Pimco, which runs the world’s biggest mutual fund, is “cautious” on the region’s government debt, said Andrew Balls, the company’s head of European portfolio management. While Europe’s most-indebted nations are reducing spending, it’s not yet clear the cuts won’t weigh on economic growth, he said.
“The range of possible outcomes includes the preservation of the current euro-zone, albeit as a weaker entity unless urgent progress is made on a deeper fiscal union, or one or more euro-zone members restructuring their debt and also the possible exit of a current member country,” Balls wrote in a research report received by e-mail today.
German 10-year bund yields touched 2.5 percent on June 8, the lowest since at least 1989, amid speculation that weaker euro-region economies will be overwhelmed by their debts, stoking demand for the perceived safety of German fixed-income assets. The crisis drove the 16-nation currency down 20 percent between Nov. 25 and the end of last week.
Soaring bond yields in so-called peripheral euro-region nations, including Greece, Ireland and Portugal, forced the European Union to craft a 750 billion-euro ($913 billion) rescue package and the European Central Bank to start buying government bonds on last month.
‘Wait for Evidence’
“We think it is prudent to remain underweight European sovereign risk and to wait for evidence that countries with stressed debt dynamics can deliver on fiscal consolidation without undermining growth in their economies,” Balls said.
A so-called “underweight” position means the company holds a smaller proportion of the securities than the amounts in the indexes where it measures its performance.
The premium that investors demand to hold Greek 10-year government bonds over benchmark German bunds widened six basis points to 568 basis points as of 1:40 p.m. in London.
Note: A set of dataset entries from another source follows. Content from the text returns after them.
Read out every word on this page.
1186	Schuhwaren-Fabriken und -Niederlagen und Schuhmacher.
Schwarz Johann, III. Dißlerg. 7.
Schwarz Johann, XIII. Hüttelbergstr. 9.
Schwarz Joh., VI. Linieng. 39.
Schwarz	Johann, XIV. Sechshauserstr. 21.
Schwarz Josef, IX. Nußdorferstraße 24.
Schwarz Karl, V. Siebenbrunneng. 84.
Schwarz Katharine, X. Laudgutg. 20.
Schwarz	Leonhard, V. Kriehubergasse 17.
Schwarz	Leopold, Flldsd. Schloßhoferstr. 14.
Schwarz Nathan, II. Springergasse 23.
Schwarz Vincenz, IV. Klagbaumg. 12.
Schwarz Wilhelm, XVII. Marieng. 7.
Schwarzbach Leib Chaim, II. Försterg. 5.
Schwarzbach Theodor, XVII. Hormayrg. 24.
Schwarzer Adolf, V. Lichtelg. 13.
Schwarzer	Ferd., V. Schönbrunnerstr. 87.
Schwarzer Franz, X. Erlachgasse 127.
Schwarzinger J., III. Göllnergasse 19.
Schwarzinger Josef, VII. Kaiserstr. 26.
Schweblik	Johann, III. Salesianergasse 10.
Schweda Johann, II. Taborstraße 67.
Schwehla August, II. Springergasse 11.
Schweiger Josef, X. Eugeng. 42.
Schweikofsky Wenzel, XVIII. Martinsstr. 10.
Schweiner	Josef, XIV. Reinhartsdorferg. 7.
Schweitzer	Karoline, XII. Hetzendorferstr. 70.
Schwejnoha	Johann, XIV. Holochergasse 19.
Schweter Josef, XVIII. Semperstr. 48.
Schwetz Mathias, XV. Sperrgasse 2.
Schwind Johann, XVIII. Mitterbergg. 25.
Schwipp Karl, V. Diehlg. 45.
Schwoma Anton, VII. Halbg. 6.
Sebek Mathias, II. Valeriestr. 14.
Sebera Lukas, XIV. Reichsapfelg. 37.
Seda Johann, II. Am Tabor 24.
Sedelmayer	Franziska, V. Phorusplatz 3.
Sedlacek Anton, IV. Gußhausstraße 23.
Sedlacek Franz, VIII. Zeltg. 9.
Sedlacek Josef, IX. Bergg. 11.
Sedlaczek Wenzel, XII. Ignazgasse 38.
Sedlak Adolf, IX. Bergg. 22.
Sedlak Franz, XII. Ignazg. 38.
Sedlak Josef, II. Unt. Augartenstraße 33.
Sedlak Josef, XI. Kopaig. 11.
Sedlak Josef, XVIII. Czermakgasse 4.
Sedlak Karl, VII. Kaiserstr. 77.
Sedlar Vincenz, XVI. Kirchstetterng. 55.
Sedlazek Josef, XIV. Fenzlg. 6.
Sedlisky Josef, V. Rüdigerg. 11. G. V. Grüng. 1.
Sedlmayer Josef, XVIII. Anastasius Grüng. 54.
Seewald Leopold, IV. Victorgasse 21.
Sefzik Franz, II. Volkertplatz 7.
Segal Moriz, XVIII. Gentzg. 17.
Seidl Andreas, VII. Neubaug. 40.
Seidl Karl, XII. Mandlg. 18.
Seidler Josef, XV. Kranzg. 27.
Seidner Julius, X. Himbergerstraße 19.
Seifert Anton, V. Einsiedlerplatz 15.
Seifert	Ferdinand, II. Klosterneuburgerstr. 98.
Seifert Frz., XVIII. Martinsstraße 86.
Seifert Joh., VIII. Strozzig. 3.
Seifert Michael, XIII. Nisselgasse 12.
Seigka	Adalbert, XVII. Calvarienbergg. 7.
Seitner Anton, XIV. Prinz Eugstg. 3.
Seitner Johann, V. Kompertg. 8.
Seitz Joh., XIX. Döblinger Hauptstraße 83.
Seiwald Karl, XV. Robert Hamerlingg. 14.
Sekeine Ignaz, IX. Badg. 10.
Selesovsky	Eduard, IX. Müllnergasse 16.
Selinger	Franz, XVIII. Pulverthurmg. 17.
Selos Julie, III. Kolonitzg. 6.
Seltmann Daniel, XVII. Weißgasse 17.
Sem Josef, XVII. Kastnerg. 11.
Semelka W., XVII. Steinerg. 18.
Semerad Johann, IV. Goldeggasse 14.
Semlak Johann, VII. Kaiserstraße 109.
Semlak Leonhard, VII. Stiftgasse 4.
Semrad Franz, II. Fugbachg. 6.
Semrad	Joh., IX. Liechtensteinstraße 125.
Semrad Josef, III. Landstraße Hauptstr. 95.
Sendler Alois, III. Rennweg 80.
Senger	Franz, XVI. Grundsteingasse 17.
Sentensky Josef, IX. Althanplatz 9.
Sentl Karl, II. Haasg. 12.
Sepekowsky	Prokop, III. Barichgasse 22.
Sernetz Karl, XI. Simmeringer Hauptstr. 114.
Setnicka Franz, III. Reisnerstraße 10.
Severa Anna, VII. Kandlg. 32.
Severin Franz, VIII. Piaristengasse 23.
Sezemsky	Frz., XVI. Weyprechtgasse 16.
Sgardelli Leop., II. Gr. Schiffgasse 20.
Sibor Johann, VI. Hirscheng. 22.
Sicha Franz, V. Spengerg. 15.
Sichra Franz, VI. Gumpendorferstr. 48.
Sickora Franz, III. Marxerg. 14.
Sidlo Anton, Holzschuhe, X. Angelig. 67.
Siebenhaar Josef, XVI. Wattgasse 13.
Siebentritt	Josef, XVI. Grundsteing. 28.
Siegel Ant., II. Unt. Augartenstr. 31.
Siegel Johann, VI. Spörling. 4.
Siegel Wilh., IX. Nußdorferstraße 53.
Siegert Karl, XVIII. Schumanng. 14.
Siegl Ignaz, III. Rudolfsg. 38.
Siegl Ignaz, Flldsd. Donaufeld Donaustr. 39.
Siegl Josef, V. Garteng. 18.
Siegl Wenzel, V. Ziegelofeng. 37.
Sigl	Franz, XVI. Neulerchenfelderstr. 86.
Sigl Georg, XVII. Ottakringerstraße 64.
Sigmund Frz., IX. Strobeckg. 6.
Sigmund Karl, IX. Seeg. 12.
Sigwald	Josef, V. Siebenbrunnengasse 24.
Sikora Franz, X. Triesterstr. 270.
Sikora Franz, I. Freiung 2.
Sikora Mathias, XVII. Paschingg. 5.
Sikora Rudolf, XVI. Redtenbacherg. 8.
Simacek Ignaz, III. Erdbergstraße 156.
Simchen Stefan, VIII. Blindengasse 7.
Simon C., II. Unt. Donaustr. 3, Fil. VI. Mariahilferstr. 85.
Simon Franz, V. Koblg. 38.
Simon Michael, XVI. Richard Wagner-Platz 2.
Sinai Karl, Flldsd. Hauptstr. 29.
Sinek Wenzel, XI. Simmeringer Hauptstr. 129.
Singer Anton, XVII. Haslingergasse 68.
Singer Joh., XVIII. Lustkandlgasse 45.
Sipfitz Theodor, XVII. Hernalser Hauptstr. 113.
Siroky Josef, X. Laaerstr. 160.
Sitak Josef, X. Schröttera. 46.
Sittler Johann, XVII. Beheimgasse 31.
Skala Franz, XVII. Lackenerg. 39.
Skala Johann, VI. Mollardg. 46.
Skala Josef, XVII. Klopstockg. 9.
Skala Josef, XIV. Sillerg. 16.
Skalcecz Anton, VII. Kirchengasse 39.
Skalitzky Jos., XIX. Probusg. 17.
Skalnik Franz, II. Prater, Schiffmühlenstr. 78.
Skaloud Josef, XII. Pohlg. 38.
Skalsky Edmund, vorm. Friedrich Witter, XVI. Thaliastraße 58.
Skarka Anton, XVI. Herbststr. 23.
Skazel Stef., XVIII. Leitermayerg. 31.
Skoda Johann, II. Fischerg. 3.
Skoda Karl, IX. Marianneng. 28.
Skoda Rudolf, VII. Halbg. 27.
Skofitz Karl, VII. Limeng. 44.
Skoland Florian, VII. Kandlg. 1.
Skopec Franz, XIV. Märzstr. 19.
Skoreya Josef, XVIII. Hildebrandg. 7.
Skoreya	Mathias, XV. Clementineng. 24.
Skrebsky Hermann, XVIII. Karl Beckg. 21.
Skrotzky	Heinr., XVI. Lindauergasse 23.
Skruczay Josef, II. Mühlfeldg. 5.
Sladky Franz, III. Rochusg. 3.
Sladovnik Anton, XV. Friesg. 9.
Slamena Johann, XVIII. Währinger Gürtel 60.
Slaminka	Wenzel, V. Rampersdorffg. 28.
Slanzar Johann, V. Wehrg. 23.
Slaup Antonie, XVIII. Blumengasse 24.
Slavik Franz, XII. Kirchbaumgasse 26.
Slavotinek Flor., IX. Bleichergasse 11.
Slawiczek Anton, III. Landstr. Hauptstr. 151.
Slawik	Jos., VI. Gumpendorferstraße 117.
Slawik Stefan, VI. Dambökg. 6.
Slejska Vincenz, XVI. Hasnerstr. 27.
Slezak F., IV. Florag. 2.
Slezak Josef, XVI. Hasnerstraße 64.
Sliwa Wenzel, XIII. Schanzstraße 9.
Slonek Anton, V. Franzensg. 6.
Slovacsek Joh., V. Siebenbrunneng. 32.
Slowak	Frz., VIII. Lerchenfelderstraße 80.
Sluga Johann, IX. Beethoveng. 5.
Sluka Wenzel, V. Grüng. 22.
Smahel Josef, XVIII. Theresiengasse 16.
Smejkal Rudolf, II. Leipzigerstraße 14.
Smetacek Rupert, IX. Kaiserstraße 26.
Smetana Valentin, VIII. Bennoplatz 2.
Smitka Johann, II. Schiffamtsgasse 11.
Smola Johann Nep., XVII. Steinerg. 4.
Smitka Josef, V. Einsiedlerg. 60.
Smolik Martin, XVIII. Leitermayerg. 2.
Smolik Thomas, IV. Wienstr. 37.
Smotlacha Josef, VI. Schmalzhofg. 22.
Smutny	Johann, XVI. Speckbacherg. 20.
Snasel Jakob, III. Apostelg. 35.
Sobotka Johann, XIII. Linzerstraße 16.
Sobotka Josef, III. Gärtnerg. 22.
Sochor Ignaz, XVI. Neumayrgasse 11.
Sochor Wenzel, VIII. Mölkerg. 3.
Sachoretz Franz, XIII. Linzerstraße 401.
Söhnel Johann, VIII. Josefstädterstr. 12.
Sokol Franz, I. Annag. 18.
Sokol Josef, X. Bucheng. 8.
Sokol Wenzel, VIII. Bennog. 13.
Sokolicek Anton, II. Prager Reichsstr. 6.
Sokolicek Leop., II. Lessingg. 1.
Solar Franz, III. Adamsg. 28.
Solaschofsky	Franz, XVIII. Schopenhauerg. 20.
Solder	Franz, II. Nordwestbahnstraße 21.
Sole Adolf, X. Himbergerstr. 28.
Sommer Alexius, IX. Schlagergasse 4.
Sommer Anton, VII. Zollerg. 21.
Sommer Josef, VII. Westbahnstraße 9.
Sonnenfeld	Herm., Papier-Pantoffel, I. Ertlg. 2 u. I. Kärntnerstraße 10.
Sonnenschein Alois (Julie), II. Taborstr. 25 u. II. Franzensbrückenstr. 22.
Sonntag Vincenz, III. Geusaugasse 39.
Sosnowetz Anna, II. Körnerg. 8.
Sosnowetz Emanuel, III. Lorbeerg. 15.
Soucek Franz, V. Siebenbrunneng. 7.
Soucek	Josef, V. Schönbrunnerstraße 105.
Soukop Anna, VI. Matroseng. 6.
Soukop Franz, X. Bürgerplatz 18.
The so-called yield spread between German and Irish 10-year bonds was little changed at 255 basis points, while the Portuguese-German spread widened five basis points to 258 basis points.
“We remain positive on core duration and German bunds,” Balls said. “But given the potential for euro-zone governments or the ECB to be drawn deeper into providing support, we do not see German bunds as offering significant advantages over the secular horizon compared with U.S. Treasuries.”
German government bonds returned 7 percent this year, compared with 4.5 percent for U.S. Treasuries and 5.3 percent for U.K. gilts, according to indexes compiled by Bank of America Merrill Lynch.